The tone is set in the first room by a satirical portrait of the former mayor of New York, Rudolph Giuliani. The painting, which is done in a Socialist Realist style presumably meant to provoke thoughts of Stalin, is by the Chinese artist Zhou Tiehai. At the bottom of the canvas the artist has painted two balls of elephant dung — a reference to Giuliani’s contretemps with the Brooklyn Museum a few years back over a dung-inflected portrait of the Virgin Mary by “Sensation” artist Chris Ofili. A joke? Presumably, but it’s not a great start to the exhibition. Fortunately, things get better. Also in the front room is Nursing Home, an installation by French artist Gilles Barbier, in which decrepit, life-size sculptures of comic book superheroes — Superman, Catwoman, Captain America, et al. — lie on gurneys, lean on walkers and sit around in wheelchairs, with only a TV set for entertainment. A prophecy of America’s eventual fall from power? Perhaps. But in that case, who’s taken over? What’s on the TV? And who and where are the nurses?

One of the best things in the show is a series of miniature paintings by the Pakistani artist Saira Wasim. Here the fun is in seeing contemporary subject matter (America’s post-9/11 alliance with Pakistan) wedded to a venerable artistic technique, namely the miniaturist tradition of the Mughal dynasty (1526–1857). In Friendship After 11 September 1, George W. Bush and Pakistani President Pervez Musharraf hug each other under a silk-draped pergola, while a flag-waving crowd beneath them, including Ronald McDonald and mullahs dressed as clowns, celebrates their union.

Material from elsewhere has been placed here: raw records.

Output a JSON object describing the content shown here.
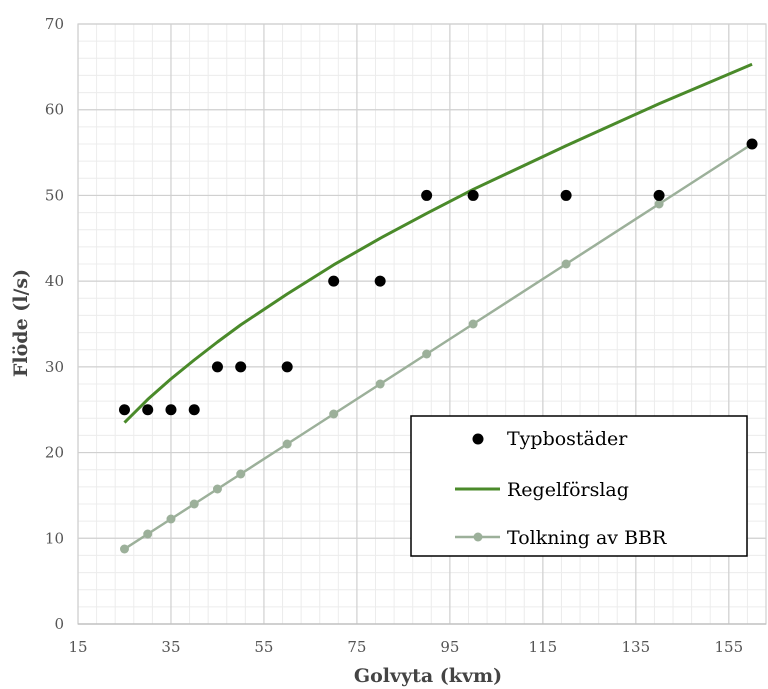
{
  "chart_data": {
    "type": "scatter",
    "xlabel": "Golvyta (kvm)",
    "ylabel": "Flöde (l/s)",
    "xlim": [
      15,
      163
    ],
    "ylim": [
      0,
      70
    ],
    "x_ticks": [
      15,
      35,
      55,
      75,
      95,
      115,
      135,
      155
    ],
    "y_ticks": [
      0,
      10,
      20,
      30,
      40,
      50,
      60,
      70
    ],
    "x_tick_labels": [
      "15",
      "35",
      "55",
      "75",
      "95",
      "115",
      "135",
      "155"
    ],
    "y_tick_labels": [
      "0",
      "10",
      "20",
      "30",
      "40",
      "50",
      "60",
      "70"
    ],
    "grid": true,
    "minor_grid": true,
    "legend_position": "bottom-right",
    "series": [
      {
        "name": "Typbostäder",
        "kind": "markers",
        "color": "#000000",
        "points": [
          {
            "x": 25,
            "y": 25
          },
          {
            "x": 30,
            "y": 25
          },
          {
            "x": 35,
            "y": 25
          },
          {
            "x": 40,
            "y": 25
          },
          {
            "x": 45,
            "y": 30
          },
          {
            "x": 50,
            "y": 30
          },
          {
            "x": 60,
            "y": 30
          },
          {
            "x": 70,
            "y": 40
          },
          {
            "x": 80,
            "y": 40
          },
          {
            "x": 90,
            "y": 50
          },
          {
            "x": 100,
            "y": 50
          },
          {
            "x": 120,
            "y": 50
          },
          {
            "x": 140,
            "y": 50
          },
          {
            "x": 160,
            "y": 56
          }
        ]
      },
      {
        "name": "Regelförslag",
        "kind": "line",
        "color": "#4a8a2a",
        "points": [
          {
            "x": 25,
            "y": 23.5
          },
          {
            "x": 30,
            "y": 26.2
          },
          {
            "x": 35,
            "y": 28.6
          },
          {
            "x": 40,
            "y": 30.8
          },
          {
            "x": 45,
            "y": 32.9
          },
          {
            "x": 50,
            "y": 34.9
          },
          {
            "x": 60,
            "y": 38.5
          },
          {
            "x": 70,
            "y": 41.9
          },
          {
            "x": 80,
            "y": 45.0
          },
          {
            "x": 90,
            "y": 47.9
          },
          {
            "x": 100,
            "y": 50.7
          },
          {
            "x": 120,
            "y": 55.8
          },
          {
            "x": 140,
            "y": 60.7
          },
          {
            "x": 160,
            "y": 65.3
          }
        ]
      },
      {
        "name": "Tolkning av BBR",
        "kind": "line-markers",
        "color": "#9cb09a",
        "points": [
          {
            "x": 25,
            "y": 8.75
          },
          {
            "x": 30,
            "y": 10.5
          },
          {
            "x": 35,
            "y": 12.25
          },
          {
            "x": 40,
            "y": 14
          },
          {
            "x": 45,
            "y": 15.75
          },
          {
            "x": 50,
            "y": 17.5
          },
          {
            "x": 60,
            "y": 21
          },
          {
            "x": 70,
            "y": 24.5
          },
          {
            "x": 80,
            "y": 28
          },
          {
            "x": 90,
            "y": 31.5
          },
          {
            "x": 100,
            "y": 35
          },
          {
            "x": 120,
            "y": 42
          },
          {
            "x": 140,
            "y": 49
          },
          {
            "x": 160,
            "y": 56
          }
        ]
      }
    ]
  }
}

Rather than critiquing or siding with the Pakistani-American alliance, Wasim depicts it as part of a centuries-old tradition of imperial politics and deal making — history, in short.

Summer art shows are traditionally a mishmash, and this one is no exception. As well as paintings and installations, there are videos, drawings, photographs, cartoons, interactive computer games and enough documentaries to furnish a small film festival. In one video, Polish artist Pawel Kruk pretends to be Michael Jordan and recites lines from the basketball player’s autobiography. “Sometimes I wonder what it would be like not to be Michael Jordan,” he says, deadpan.

In a series of elegant tableaux, Chinese artist Danwen Xing depicts the mounds of American “e-waste” — millions of computer parts — dumped in China’s Guangdong province. And 10 gelatin silver prints by South Korean artist Yongsuk Kang soberly document the results of half a century of American test bombing on Nong Island. “Though America is our ally, its military exercises are like a real invasion,” the artist is quoted as saying in the accompanying wall text. Looking at the photos of the pulverized island, one believes him.

Amazingly, there are still some people out there willing to express fondness for the U.S. Yes, a few works are openly hostile — a large painting by Makoto Aida depicts the firebombing of Manhattan by a squadron of World War II Japanese bombers — but there are some very different takes, like New Manhattan City 3021, a large sculptural model by Congolese artist Bodys Isek Kingelez. Done after 9/11, it portrays downtown New York as a colorful Las Vegas wonderland studded with giant dollar signs that have the saucy allure of showgirls. Unusually affectionate in tone, it’s the work of one of the oldest artists in the exhibition (Kingelez was born in 1948). Perhaps that tells us something.